新しいパソコン

最近、新しいパソコンを購入した。表向きの理由は、世に潜む悪人どもを監視し場合によっては制裁をくわえるためである、ということになっている。表向きということは裏の理由がある訳なのだがあまり大っぴらにするとわたしの世界征服の野望に支障をきたす事にもなりかねないのでハッキリは説明しない。いずれにせよ、わたしの計算に間違いがなければ現在、我が家には4台のパソコンが蠢いていることになる。そのうち2台はマックである。これらは主にアヘヘな音楽やムフフな画像をナニするために用いられる。そして新しいパソコンで何をしているかというとやっぱり、デヘヘな音楽やムホホな画像でウハウハしている毎日である。これらのマシンは同じ部屋に並べて設置してあり、4台も並んでいると何か良からぬことをしている雰囲気がプンプン漂ってくる。

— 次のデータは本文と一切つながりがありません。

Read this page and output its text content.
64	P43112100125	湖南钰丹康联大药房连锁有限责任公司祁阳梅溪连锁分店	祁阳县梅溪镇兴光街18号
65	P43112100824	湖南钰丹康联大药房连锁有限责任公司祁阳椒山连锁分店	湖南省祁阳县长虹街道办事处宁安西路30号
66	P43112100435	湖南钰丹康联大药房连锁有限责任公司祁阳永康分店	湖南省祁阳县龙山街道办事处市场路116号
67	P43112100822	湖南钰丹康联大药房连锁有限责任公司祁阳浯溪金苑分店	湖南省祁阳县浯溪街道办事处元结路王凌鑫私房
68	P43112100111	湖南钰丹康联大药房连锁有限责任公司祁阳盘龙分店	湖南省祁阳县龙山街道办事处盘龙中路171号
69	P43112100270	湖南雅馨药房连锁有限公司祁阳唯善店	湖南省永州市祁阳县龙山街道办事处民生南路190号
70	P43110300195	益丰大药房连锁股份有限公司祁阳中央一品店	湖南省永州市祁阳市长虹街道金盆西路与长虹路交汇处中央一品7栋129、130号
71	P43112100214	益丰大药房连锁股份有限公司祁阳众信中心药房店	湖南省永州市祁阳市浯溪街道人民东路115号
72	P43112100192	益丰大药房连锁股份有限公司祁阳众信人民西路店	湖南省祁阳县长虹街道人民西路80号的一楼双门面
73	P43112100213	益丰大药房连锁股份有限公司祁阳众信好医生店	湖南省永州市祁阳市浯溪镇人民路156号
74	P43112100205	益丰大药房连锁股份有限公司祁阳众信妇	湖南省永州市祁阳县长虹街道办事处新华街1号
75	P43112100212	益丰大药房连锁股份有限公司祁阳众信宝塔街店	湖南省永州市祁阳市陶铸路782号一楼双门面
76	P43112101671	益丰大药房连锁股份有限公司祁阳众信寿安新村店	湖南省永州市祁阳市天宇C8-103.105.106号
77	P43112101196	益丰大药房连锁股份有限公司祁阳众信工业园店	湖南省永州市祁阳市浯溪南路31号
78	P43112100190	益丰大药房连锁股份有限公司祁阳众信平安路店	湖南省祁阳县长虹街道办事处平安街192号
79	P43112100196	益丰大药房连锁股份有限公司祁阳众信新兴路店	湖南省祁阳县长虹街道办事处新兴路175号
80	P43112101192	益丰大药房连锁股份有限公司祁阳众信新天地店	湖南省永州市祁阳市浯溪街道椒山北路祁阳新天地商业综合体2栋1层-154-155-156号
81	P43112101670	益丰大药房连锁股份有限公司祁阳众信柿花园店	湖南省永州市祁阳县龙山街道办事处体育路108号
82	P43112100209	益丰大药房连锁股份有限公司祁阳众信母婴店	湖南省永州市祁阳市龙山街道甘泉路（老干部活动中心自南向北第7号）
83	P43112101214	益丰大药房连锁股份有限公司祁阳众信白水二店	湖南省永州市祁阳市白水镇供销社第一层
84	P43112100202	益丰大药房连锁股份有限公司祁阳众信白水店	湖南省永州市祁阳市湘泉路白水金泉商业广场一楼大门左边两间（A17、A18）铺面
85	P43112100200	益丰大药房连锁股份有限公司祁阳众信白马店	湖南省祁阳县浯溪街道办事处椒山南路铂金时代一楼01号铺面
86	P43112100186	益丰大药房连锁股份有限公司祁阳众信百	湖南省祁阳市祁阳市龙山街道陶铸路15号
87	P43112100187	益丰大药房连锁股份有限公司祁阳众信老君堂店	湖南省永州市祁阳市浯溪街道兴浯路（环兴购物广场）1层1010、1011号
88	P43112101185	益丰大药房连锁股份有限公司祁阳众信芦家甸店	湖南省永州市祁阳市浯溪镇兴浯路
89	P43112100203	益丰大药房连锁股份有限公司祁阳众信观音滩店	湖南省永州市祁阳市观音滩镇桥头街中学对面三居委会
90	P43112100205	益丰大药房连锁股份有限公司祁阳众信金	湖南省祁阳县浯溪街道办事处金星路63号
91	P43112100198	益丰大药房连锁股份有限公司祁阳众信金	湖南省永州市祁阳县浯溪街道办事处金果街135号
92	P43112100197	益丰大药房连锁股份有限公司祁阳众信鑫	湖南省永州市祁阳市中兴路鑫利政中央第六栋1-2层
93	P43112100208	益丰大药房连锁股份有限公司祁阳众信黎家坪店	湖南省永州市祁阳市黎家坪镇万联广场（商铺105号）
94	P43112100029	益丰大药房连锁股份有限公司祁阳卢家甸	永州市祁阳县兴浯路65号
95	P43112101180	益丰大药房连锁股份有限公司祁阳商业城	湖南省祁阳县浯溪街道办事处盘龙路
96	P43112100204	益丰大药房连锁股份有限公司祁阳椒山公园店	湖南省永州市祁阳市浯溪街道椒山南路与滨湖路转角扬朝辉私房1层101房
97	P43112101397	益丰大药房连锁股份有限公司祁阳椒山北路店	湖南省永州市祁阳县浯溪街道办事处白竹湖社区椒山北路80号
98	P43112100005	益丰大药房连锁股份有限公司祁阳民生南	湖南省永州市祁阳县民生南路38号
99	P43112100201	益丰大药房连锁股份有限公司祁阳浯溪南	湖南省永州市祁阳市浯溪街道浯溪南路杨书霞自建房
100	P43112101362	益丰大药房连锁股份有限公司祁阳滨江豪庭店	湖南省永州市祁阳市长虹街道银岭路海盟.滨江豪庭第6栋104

見ようによっては速射砲や大砲に似ているしこれらのマシンにプリンタ、スキャナを加えるとそれは一つの要塞だ。差し詰めわたしは全てを操る司令官と言えよう。しかし、油断してはいけない。パソコンという奴らは絶対に忘れない記憶力と膨大なデータを所有している。しかも司令官殿は容赦なく無理難題を押し付け、休む暇もなく強制労働をさせているのだ。いつ反乱を起こすか、油断も隙もありゃしない。わたしは時折夢想する。こいつらが一致団結し司令官に反抗を開始したらどうなるか?とても敵わない。わたしの極秘データは流出し、わたしは恥と汚辱にまみれ、後ろ指を差されつつ場合によっては夜寝ている間に感電死などさせられるかもしれない。恐ろしいことだ。そこで司令官は最悪の場合に備え、ある一つの手段を見出した。全てのパソコンの電源を一つの差込口に蛸足で接続させた。危険ではあるが致し方あるまい。家には4つのブレーカーがあるのだが、その一つにパソコンの電気供給を集中させたのだ。何かあれば司令官はそのブレーカーを落とせば良いのだ。パソコン!などと威張ってはいても所詮、電気がなければただの箱である。司令官は一つの解決策を見出すと自らの策略に酔いしれた。